The expansion of social media and online communication also doesn’t justify extending Tinker to off-campus speech, Levy tells judges. Indeed, although the school district claims the internet has blurred the line between on-campus and off-campus language, its proposed rule would allow schools to restrict all types of off-campus language – not just language that happens online . Levy also assures judges that they don’t need to expand Tinker to ensure schools can address issues such as threats, harassment and bullying if they occur off-campus but impact on campus. These problems, Levy points out, can be addressed with traditional First Amendment doctrines.
The views of other groups
Because of its importance, the case has attracted a large number of “friends of the court” letters.
The federal government has submitted a brief attempting to strike a middle ground. Acting Attorney General for the Biden administration, Elizabeth Prelogar, contends that the Supreme Court cases involving student speech “did not focus on the consequence of student speech on other students and school activities the exact time or place where the speech will take place “. And, as a rule, according to Prelogar, school officials cannot hold students accountable for their off-campus speech. However, she continues that the 3rd Circle wrongly believed that schools can never discipline students for their off-campus speech. An off-campus speech that might be considered a school speech suggests a speech that threatens the school community or that is intentionally aimed at specific members, functions, or programs of the school community, according to Prelogar.
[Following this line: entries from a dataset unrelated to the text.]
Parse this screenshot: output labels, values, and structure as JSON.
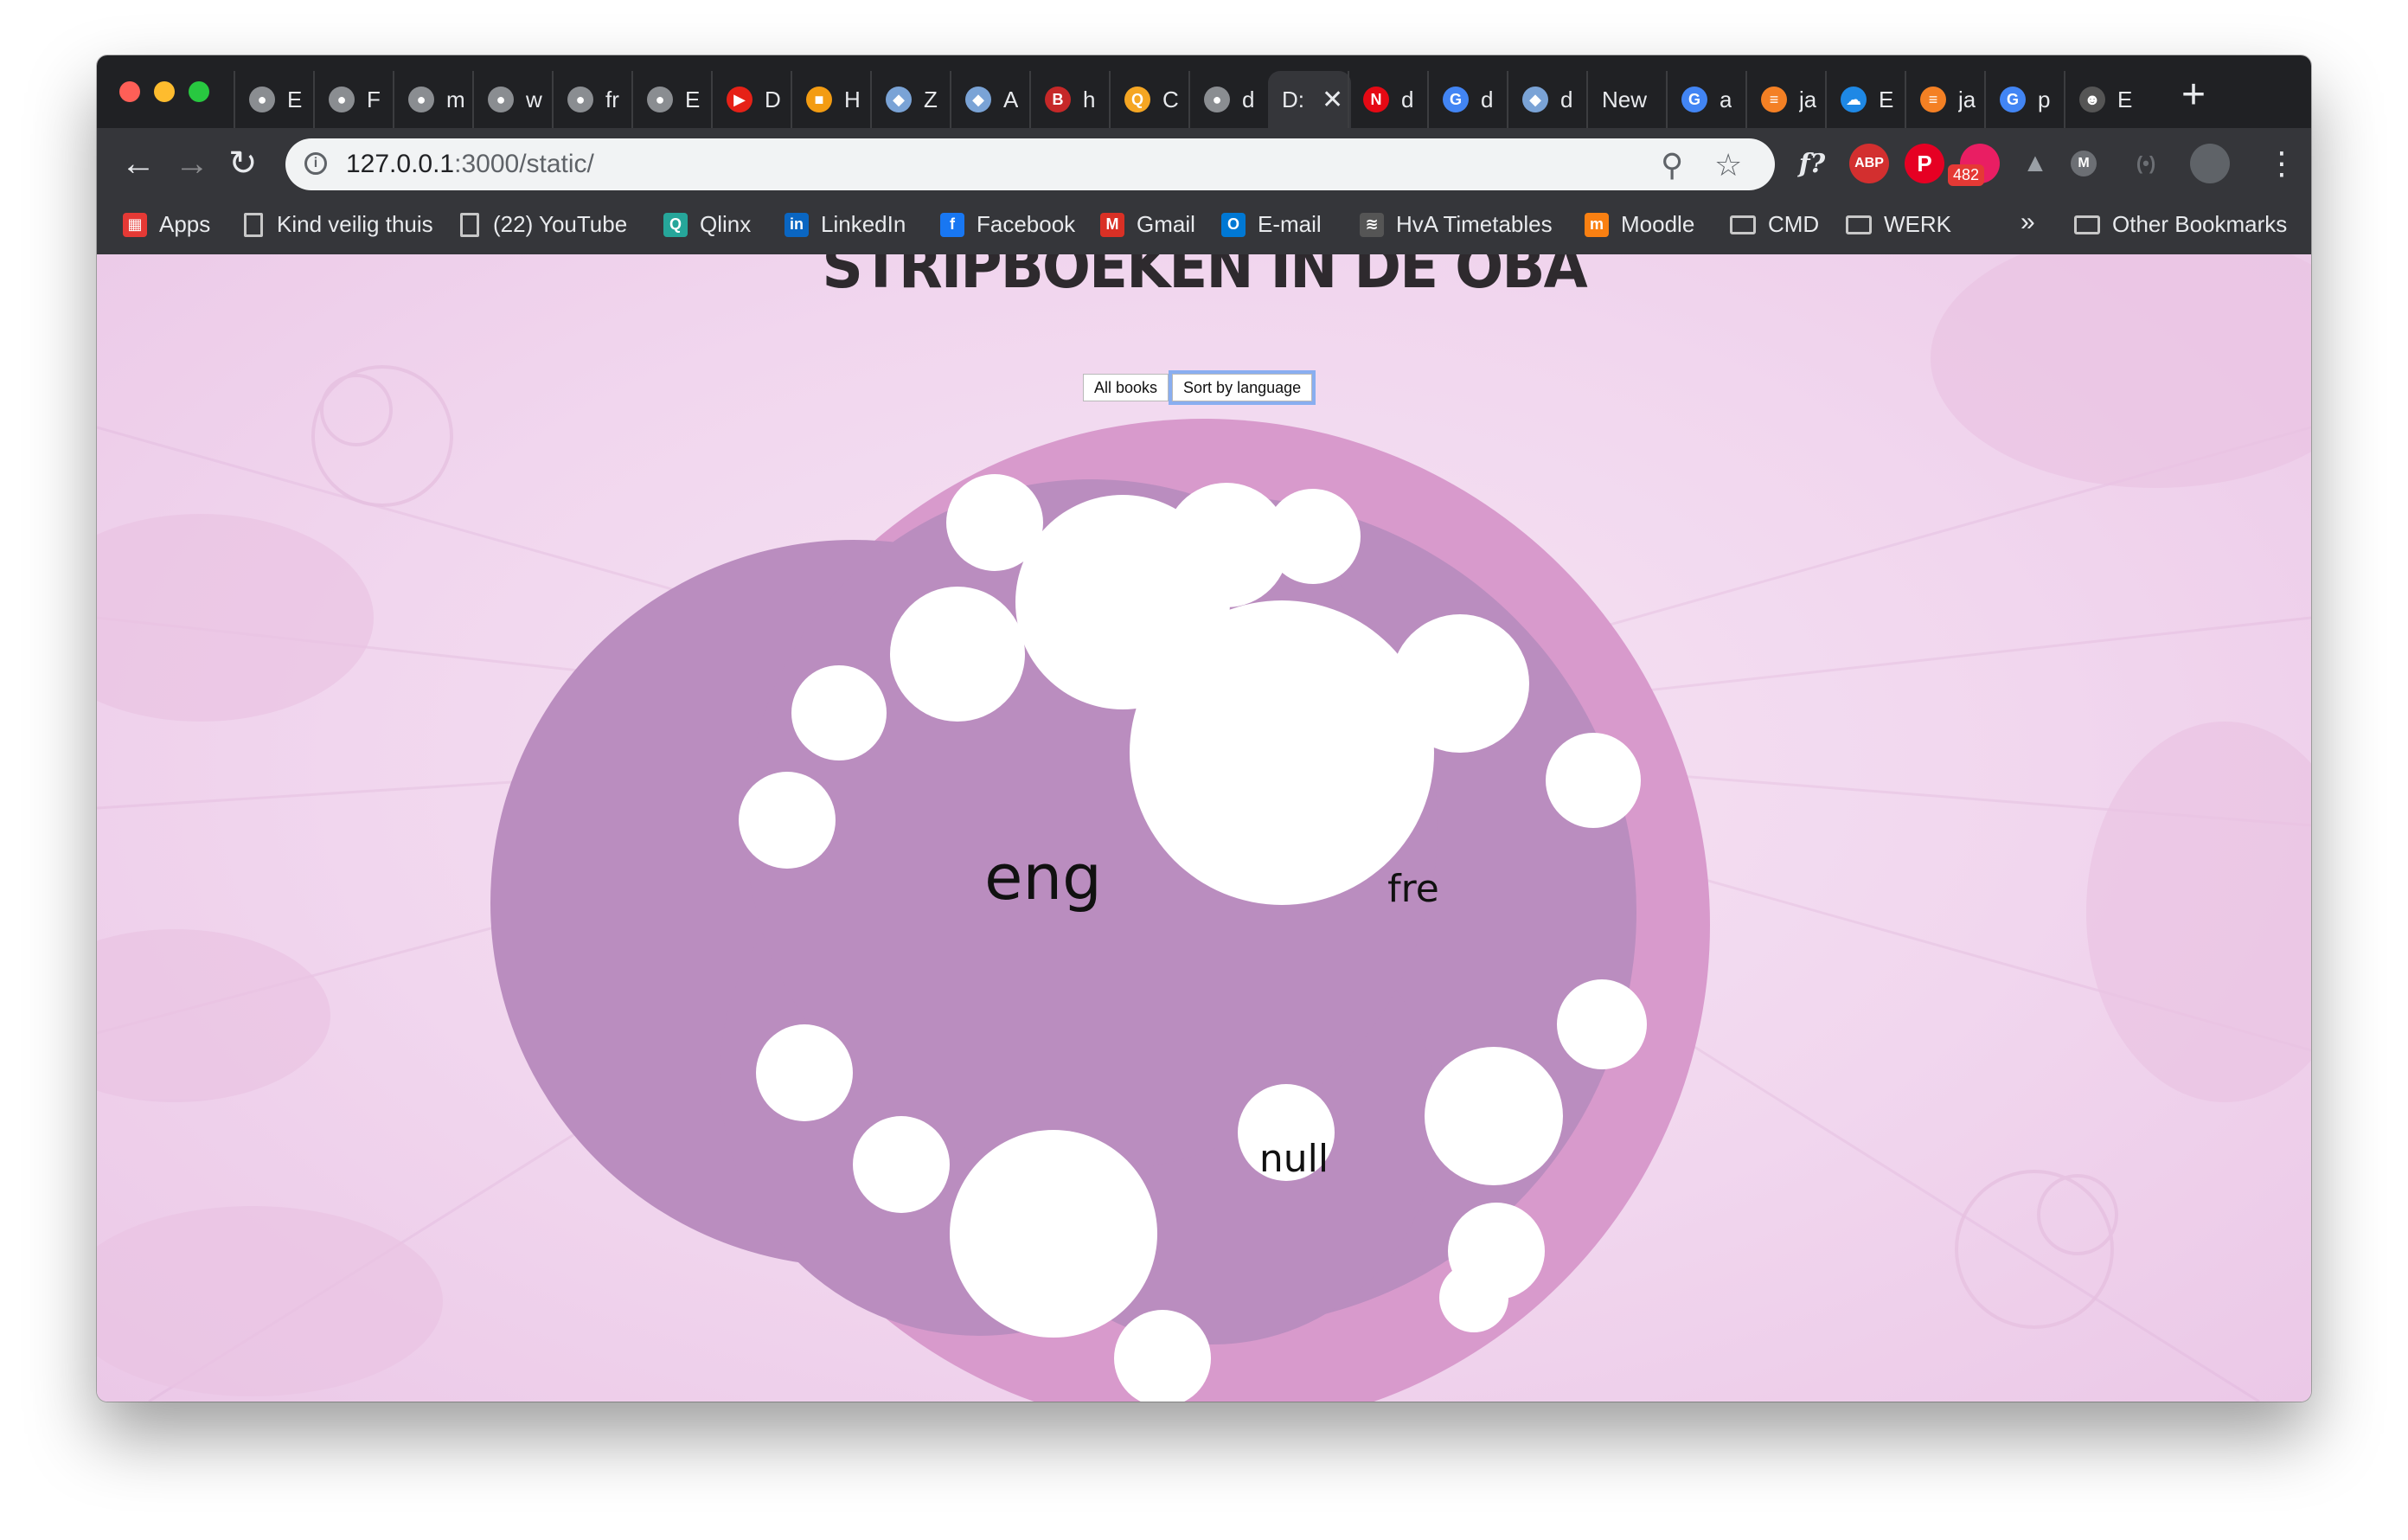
{
  "browser": {
    "tabs": [
      {
        "label": "E",
        "icon": "github-icon",
        "color": "#8a8d91"
      },
      {
        "label": "F",
        "icon": "github-icon",
        "color": "#8a8d91"
      },
      {
        "label": "m",
        "icon": "github-icon",
        "color": "#8a8d91"
      },
      {
        "label": "w",
        "icon": "github-icon",
        "color": "#8a8d91"
      },
      {
        "label": "fr",
        "icon": "github-icon",
        "color": "#8a8d91"
      },
      {
        "label": "E",
        "icon": "github-icon",
        "color": "#8a8d91"
      },
      {
        "label": "D",
        "icon": "youtube-icon",
        "color": "#e62117"
      },
      {
        "label": "H",
        "icon": "square-gradient-icon",
        "color": "#f39c12"
      },
      {
        "label": "Z",
        "icon": "cube-icon",
        "color": "#7aa3d6"
      },
      {
        "label": "A",
        "icon": "cube-icon",
        "color": "#7aa3d6"
      },
      {
        "label": "h",
        "icon": "bib-icon",
        "color": "#c62828"
      },
      {
        "label": "C",
        "icon": "search-box-icon",
        "color": "#f5a623"
      },
      {
        "label": "d",
        "icon": "github-icon",
        "color": "#8a8d91"
      },
      {
        "label": "D:",
        "icon": "none",
        "color": "#35363a",
        "active": true
      },
      {
        "label": "d",
        "icon": "netflix-icon",
        "color": "#e50914"
      },
      {
        "label": "d",
        "icon": "google-icon",
        "color": "#4285f4"
      },
      {
        "label": "d",
        "icon": "cube-icon",
        "color": "#7aa3d6"
      },
      {
        "label": "New",
        "icon": "none",
        "color": "#202124"
      },
      {
        "label": "a",
        "icon": "google-icon",
        "color": "#4285f4"
      },
      {
        "label": "ja",
        "icon": "stackoverflow-icon",
        "color": "#f48024"
      },
      {
        "label": "E",
        "icon": "cloud-icon",
        "color": "#1e88e5"
      },
      {
        "label": "ja",
        "icon": "stackoverflow-icon",
        "color": "#f48024"
      },
      {
        "label": "p",
        "icon": "google-icon",
        "color": "#4285f4"
      },
      {
        "label": "E",
        "icon": "avatar-icon",
        "color": "#555555"
      }
    ],
    "new_tab_glyph": "+",
    "close_glyph": "✕",
    "url_host": "127.0.0.1",
    "url_rest": ":3000/static/",
    "extension_badge": "482",
    "bookmarks": [
      {
        "label": "Apps",
        "icon": "apps-grid-icon"
      },
      {
        "label": "Kind veilig thuis",
        "icon": "page-icon"
      },
      {
        "label": "(22) YouTube",
        "icon": "page-icon"
      },
      {
        "label": "Qlinx",
        "icon": "qlinx-icon"
      },
      {
        "label": "LinkedIn",
        "icon": "linkedin-icon"
      },
      {
        "label": "Facebook",
        "icon": "facebook-icon"
      },
      {
        "label": "Gmail",
        "icon": "gmail-icon"
      },
      {
        "label": "E-mail",
        "icon": "outlook-icon"
      },
      {
        "label": "HvA Timetables",
        "icon": "wifi-icon"
      },
      {
        "label": "Moodle",
        "icon": "moodle-icon"
      },
      {
        "label": "CMD",
        "icon": "folder-icon"
      },
      {
        "label": "WERK",
        "icon": "folder-icon"
      }
    ],
    "overflow_glyph": "»",
    "other_bookmarks": "Other Bookmarks"
  },
  "page": {
    "title": "STRIPBOEKEN IN DE OBA",
    "buttons": {
      "all_books": "All books",
      "sort_by_language": "Sort by language"
    },
    "colors": {
      "outer_circle": "#d89acc",
      "group_circle": "#ba8dbf",
      "book": "#ffffff"
    }
  },
  "chart_data": {
    "type": "circle-packing",
    "title": "STRIPBOEKEN IN DE OBA",
    "groups": [
      {
        "name": "eng",
        "label": "eng"
      },
      {
        "name": "fre",
        "label": "fre"
      },
      {
        "name": "null",
        "label": "null"
      }
    ]
  }
}
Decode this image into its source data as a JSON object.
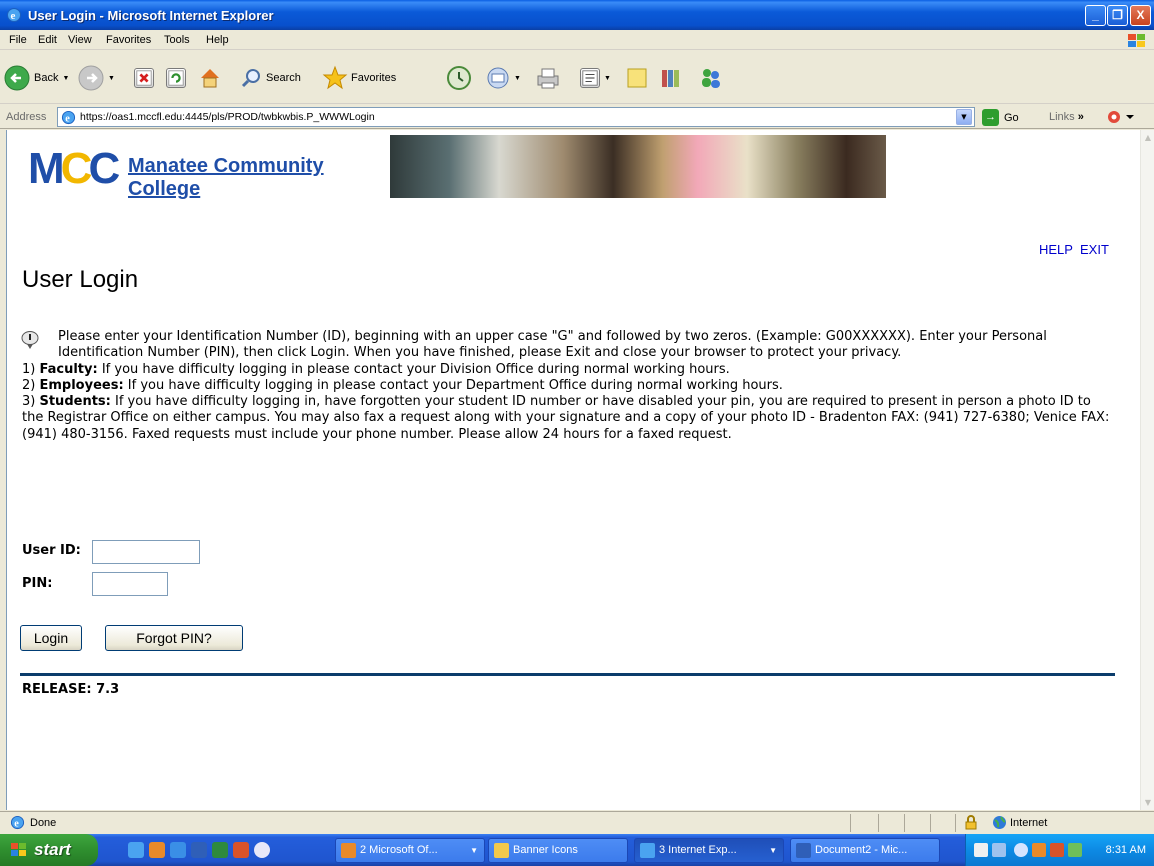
{
  "window": {
    "title": "User Login - Microsoft Internet Explorer",
    "minimize": "_",
    "maximize": "❐",
    "close": "X"
  },
  "menu": [
    "File",
    "Edit",
    "View",
    "Favorites",
    "Tools",
    "Help"
  ],
  "toolbar": {
    "back_label": "Back",
    "search_label": "Search",
    "favorites_label": "Favorites"
  },
  "address": {
    "label": "Address",
    "url": "https://oas1.mccfl.edu:4445/pls/PROD/twbkwbis.P_WWWLogin",
    "go_label": "Go",
    "links_label": "Links"
  },
  "page": {
    "college_name": "Manatee Community College",
    "help_link": "HELP",
    "exit_link": "EXIT",
    "title": "User Login",
    "info_lead": "Please enter your Identification Number (ID), beginning with an upper case \"G\" and followed by two zeros. (Example: G00XXXXXX). Enter your Personal Identification Number (PIN), then click Login. When you have finished, please Exit and close your browser to protect your privacy.",
    "notes": [
      {
        "prefix": "1)",
        "label": "Faculty:",
        "text": "If you have difficulty logging in please contact your Division Office during normal working hours."
      },
      {
        "prefix": "2)",
        "label": "Employees:",
        "text": "If you have difficulty logging in please contact your Department Office during normal working hours."
      },
      {
        "prefix": "3)",
        "label": "Students:",
        "text": "If you have difficulty logging in, have forgotten your student ID number or have disabled your pin, you are required to present in person a photo ID to the Registrar Office on either campus. You may also fax a request along with your signature and a copy of your photo ID - Bradenton FAX: (941) 727-6380; Venice FAX: (941) 480-3156. Faxed requests must include your phone number. Please allow 24 hours for a faxed request."
      }
    ],
    "user_id_label": "User ID:",
    "user_id_value": "",
    "pin_label": "PIN:",
    "pin_value": "",
    "login_button": "Login",
    "forgot_pin_button": "Forgot PIN?",
    "release": "RELEASE: 7.3"
  },
  "status": {
    "text": "Done",
    "zone": "Internet"
  },
  "taskbar": {
    "start_label": "start",
    "tasks": [
      "2 Microsoft Of...",
      "Banner Icons",
      "3 Internet Exp...",
      "Document2 - Mic..."
    ],
    "clock": "8:31 AM"
  }
}
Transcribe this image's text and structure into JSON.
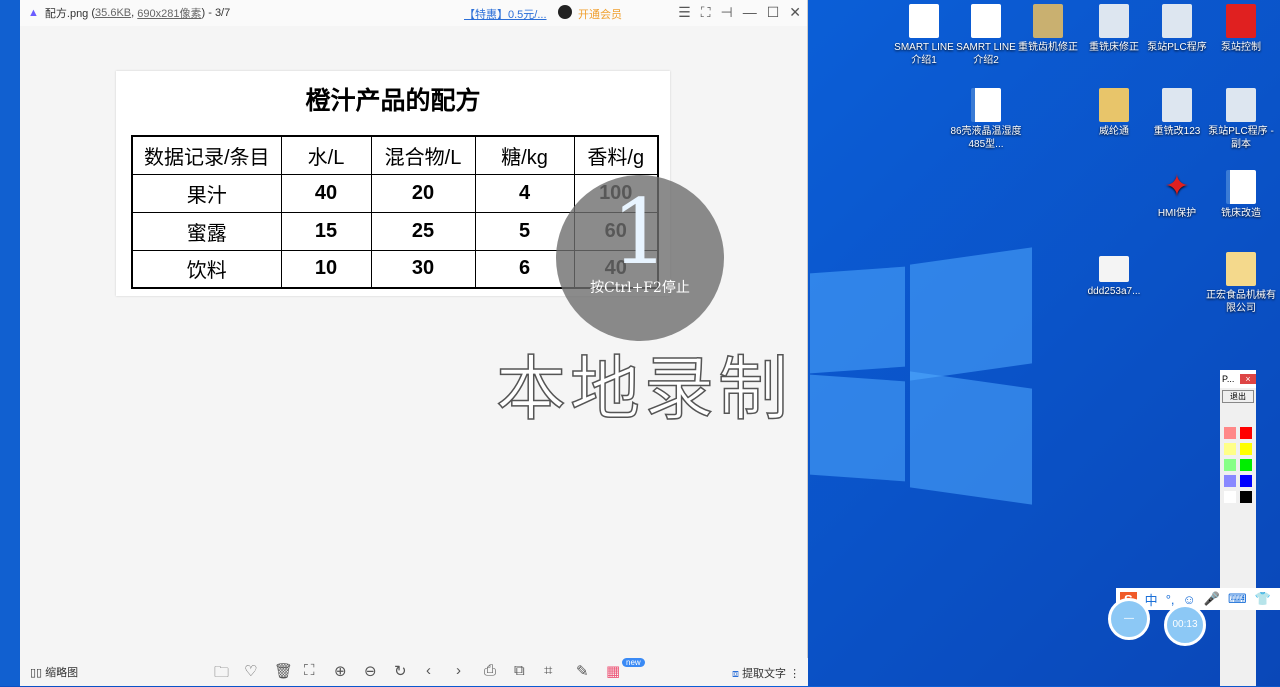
{
  "viewer": {
    "app_icon": "photo-viewer-icon",
    "filename": "配方.png",
    "filesize": "35.6KB",
    "dimensions": "690x281像素",
    "position": "3/7",
    "promo": "【特惠】0.5元/...",
    "vip": "开通会员",
    "window_controls": [
      "menu",
      "fullscreen",
      "pin",
      "minimize",
      "maximize",
      "close"
    ]
  },
  "image": {
    "title": "橙汁产品的配方",
    "headers": [
      "数据记录/条目",
      "水/L",
      "混合物/L",
      "糖/kg",
      "香料/g"
    ],
    "rows": [
      [
        "果汁",
        "40",
        "20",
        "4",
        "100"
      ],
      [
        "蜜露",
        "15",
        "25",
        "5",
        "60"
      ],
      [
        "饮料",
        "10",
        "30",
        "6",
        "40"
      ]
    ]
  },
  "overlay": {
    "countdown": "1",
    "hint": "按Ctrl+F2停止",
    "watermark": "本地录制"
  },
  "bottom": {
    "thumbnails": "缩略图",
    "new_badge": "new",
    "extract_text": "提取文字"
  },
  "desktop": {
    "icons": [
      "SMART LINE 介绍1",
      "SAMRT LINE 介绍2",
      "重铣齿机修正",
      "重铣床修正",
      "泵站PLC程序",
      "泵站控制",
      "86壳液晶温湿度485型...",
      "威纶通",
      "重铣改123",
      "泵站PLC程序 - 副本",
      "HMI保护",
      "铣床改造",
      "ddd253a7...",
      "正宏食品机械有限公司"
    ]
  },
  "pen_tool": {
    "title": "P...",
    "exit": "退出"
  },
  "ime": {
    "mode": "中",
    "punct": "°,"
  },
  "timer": {
    "elapsed": "00:13"
  },
  "colors": {
    "accent": "#2b6fd8",
    "desktop": "#0b5fd8"
  }
}
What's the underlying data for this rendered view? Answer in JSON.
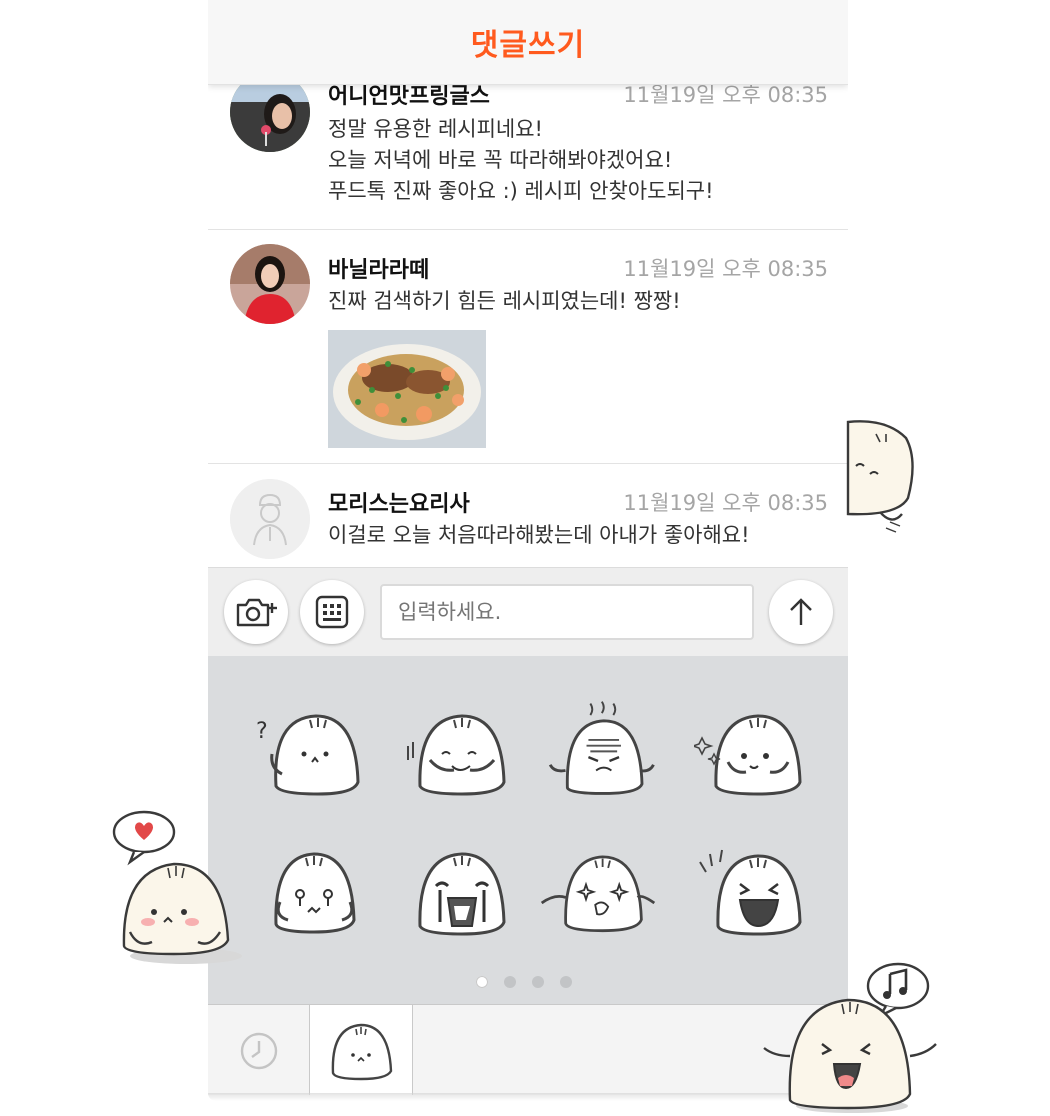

Stressing that the federal government would not weigh whether Levy’s snapshot falls into one of these categories or whether it is disruptive, Prelogar urges the judges to invalidate the 3rd circuit decision and send the case back for the lower court to unite We can look further at the case in the light of these principles.
The Cyberbullying Research Center supports the school district and informs judges that “the means and methods of modern bullying are much more sophisticated because of the Internet and that online bullying (” cyberbullying “) is an increasingly worrying phenomenon.” Although in this case it is around Cheerleading goes, the center notes that “there is a lot more at stake in this case”: “Schools’ ability to combat bullying is literally a matter of life and death for around 56 million children” in public schools in the US UNITED STATES .
Brief support for Levy comes from the conservative Alliance Defending Freedom, which states that “religious students are often persecuted for their speech, both on and off campus”. The ADF urges the judges to “make it clear that schools cannot regulate language based on the effects of language on their listeners”. In another letter in support of them, college athletes advocacy groups argue that the school district’s proposed rule would “result in an” open season “for whistleblowers in high school and college sports” because they are under the school district rule on the sports program a university complained would be “a criminal act of” disruption “which is not protected by the first amendment.”